When it was thirty-three minutes past midnight in New York; when the ball had already dropped in Times Square to usher in 2019; when parties were in full swing across the city; history was being made four billion miles out in space.
Technically, history happened in the blink of an eye, as NASA spacecraft New Horizons zipped past Ultima Thule, a tiny Kuiper Belt object (KBO) in the outer reaches of our solar system, at a lusty speed of 32,280 miles per hour – that’s 9 miles in a second, to put things in perspective.
However, confirmation of the historic flyby came only after an agonizing wait of six hours and eight minutes.
That’s how long it took the radio signal from the robotic craft to travel through the void of space before it was plucked from the air by a NASA deep space radio dish in Madrid.
Mission controllers at the John Hopkins University Applied Physics Laboratory in Maryland broke out in applause and cheers as the good news reached them; happy at the success, relieved that the unbearable suspense was over.
“We have a healthy spacecraft,” said Mission Operations Manager Alice Bowman, adding, “We’ve just accomplished the most distant flyby.”
However, Principal Mission Investigator Alan Stern is somewhat concerned that something could go wrong with the space-weary craft.
“Even though the spacecraft has performed perfectly now for almost 13 years, there’s always the chance that something could go amiss,” said Stern in a Tuesday press briefing.
New images of 2014 MU69 (Ultima Thule’s official designation), taken when New Horizons was still about 500,000 miles away, looks like a blurry peanut pod.
However, it was enough to give the mission scientists a refined estimation of its size, which they worked out to be roughly 22 miles (35 kilometers) long and 9.3 miles (15 kilometers) wide.
“Even though it’s a pixelated blob still,” said Project Scientist Dr. Harold Weaver, Jr., adding, “it’s a better pixelated blob.”
“The [lower resolution] images that come down this week will already reveal the basic geology and structure of Ultima for us, and we’re going to start writing our first scientific paper next week,” Stern told reporters.
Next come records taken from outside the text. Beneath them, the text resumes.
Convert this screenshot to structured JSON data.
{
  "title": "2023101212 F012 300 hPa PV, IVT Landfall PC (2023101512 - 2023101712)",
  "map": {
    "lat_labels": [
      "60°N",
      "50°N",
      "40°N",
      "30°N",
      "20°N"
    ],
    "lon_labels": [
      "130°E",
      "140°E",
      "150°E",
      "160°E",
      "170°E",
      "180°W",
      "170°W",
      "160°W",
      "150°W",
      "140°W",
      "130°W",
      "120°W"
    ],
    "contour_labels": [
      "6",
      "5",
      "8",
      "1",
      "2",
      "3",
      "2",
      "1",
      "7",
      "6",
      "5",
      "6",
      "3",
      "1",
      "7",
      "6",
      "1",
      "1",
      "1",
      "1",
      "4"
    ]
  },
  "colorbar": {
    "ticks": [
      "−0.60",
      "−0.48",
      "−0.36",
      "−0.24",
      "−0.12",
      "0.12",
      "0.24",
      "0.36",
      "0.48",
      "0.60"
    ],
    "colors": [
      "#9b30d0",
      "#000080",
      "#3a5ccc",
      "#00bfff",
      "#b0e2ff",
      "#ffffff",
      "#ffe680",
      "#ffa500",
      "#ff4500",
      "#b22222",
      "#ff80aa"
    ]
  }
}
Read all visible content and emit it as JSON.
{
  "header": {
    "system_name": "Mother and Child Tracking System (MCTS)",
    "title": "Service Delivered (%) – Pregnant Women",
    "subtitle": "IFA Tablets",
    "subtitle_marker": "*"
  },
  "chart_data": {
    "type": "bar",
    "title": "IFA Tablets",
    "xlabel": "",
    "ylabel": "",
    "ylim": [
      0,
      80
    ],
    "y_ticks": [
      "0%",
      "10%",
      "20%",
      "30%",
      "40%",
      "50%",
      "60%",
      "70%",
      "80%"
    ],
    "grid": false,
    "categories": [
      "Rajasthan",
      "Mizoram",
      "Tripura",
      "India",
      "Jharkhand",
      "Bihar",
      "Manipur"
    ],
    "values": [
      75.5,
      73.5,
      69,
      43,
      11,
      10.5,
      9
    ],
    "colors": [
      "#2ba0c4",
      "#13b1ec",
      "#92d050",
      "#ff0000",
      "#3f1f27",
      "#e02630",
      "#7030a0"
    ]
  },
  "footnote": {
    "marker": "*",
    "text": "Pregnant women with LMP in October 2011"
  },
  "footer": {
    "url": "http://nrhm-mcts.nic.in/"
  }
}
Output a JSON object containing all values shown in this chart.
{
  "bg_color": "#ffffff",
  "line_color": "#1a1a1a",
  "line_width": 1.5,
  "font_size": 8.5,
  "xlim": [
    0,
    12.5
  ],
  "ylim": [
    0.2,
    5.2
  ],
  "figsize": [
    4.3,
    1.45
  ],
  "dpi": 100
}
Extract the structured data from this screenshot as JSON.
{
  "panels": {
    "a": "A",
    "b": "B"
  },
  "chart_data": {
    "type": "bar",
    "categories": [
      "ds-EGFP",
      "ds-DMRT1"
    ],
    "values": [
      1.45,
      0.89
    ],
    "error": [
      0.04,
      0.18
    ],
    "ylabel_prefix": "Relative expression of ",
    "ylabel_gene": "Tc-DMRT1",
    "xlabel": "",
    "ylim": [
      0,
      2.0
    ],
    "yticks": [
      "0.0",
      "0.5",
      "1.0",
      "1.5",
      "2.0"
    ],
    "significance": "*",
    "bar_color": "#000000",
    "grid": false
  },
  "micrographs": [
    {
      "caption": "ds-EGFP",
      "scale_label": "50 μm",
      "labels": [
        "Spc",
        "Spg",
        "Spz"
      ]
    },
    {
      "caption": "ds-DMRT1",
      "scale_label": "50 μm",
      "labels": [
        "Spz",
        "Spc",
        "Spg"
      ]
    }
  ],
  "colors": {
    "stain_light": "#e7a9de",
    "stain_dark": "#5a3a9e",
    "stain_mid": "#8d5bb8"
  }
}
Another question that the low-res pics helped answer was why Ultima Thule emitted a steady light as the NASA probe approached, instead of rhythmically dimming and brightening as a spinning object is expected to do.
It was because the spacecraft’s onboard camera was front-on with one of the poles of Ultima Thule, meaning the reflected sunlight was coming from the same side all along.
“It’s almost like a propeller blade,” said Weaver, adding, “That explains everything.”
One burning question, however, remains unanswered: Is Ultima Thule a single object, or two separate bodies orbiting in a tight configuration, or, two connected KBO’s, like conjoined twins?
However, Stern and Weaver are of the opinion that Ultima Thule is more likely a single object.
“If I’m wrong, I’ll tell you tomorrow,” Dr. Stern said.
“If it’s two separate objects, this would be an unprecedented situation, in terms of how close they’re orbiting one another,” he said.
“It’d be spectacular to see, and I’d love to see it, but I think the higher probability is that it’s a single body,” Stern added.
As more and more data is beamed back in the days and months ahead, scientists will be able to understand a lot about this ancient object, like, for example, the number of craters it has, if any; the composition of its surface material; whether there are any moons orbiting it, or rings around it,’ and more.
The New Year’s Day flyby has made Ultima Thule, which dates back to our solar system’s origin 4.5 billion years ago, the most distant object ever to be visited by a human-made spacecraft.
As distant and tiny as it is, this KBO has largely remained a mystery for scientists, which they are hoping to unravel more of with each passing day as New Horizons continues its data gathering mission.
“There’s so much that we can learn from close-up spacecraft observations that we’ll never learn from Earth, as the Pluto flyby demonstrated so spectacularly,” John Spencer, New Horizons science team member, had said in a statement in August.
New Horizons has been traveling through space ever since it was launched thirteen years ago on a Pluto flyby and study mission, which it accomplished back in 2015.
On February 28, 2007, New Horizons flew by Jupiter at a distance of 1.4 million miles (2.3 million kilometers), successfully sending back data about the planet’s atmosphere, moons, and magnetosphere.
The solar system giant gave it the gravitational slingshot it needed to boost its speed for the onward journey, which was spent in hibernation mode to keep its onboard systems preserved for the mission ahead.
The systems were, however, brought back online for brief annual check-ups before being put back to sleep.
More than a month before the 2015 rendezvous with Pluto, the probe was brought online one final time for a complete instruments and systems checkout before the close encounter.
The mission was a success as New Horizons was able to provide close-ups of the dwarf planet as well as scientifically invaluable data about its atmosphere, terrain, and environments.
Ultima Thule was never part of the original mission; it was selected as New Horizons next flyby destination about six months after the Pluto encounter.
New Horizons is well equipped to map 2014 MU69 in every which way possible, and although nothing is certain, the KBO could possibly be pockmarked with impact craters, pits, and sinkholes or, conversely, it could present a smooth surface.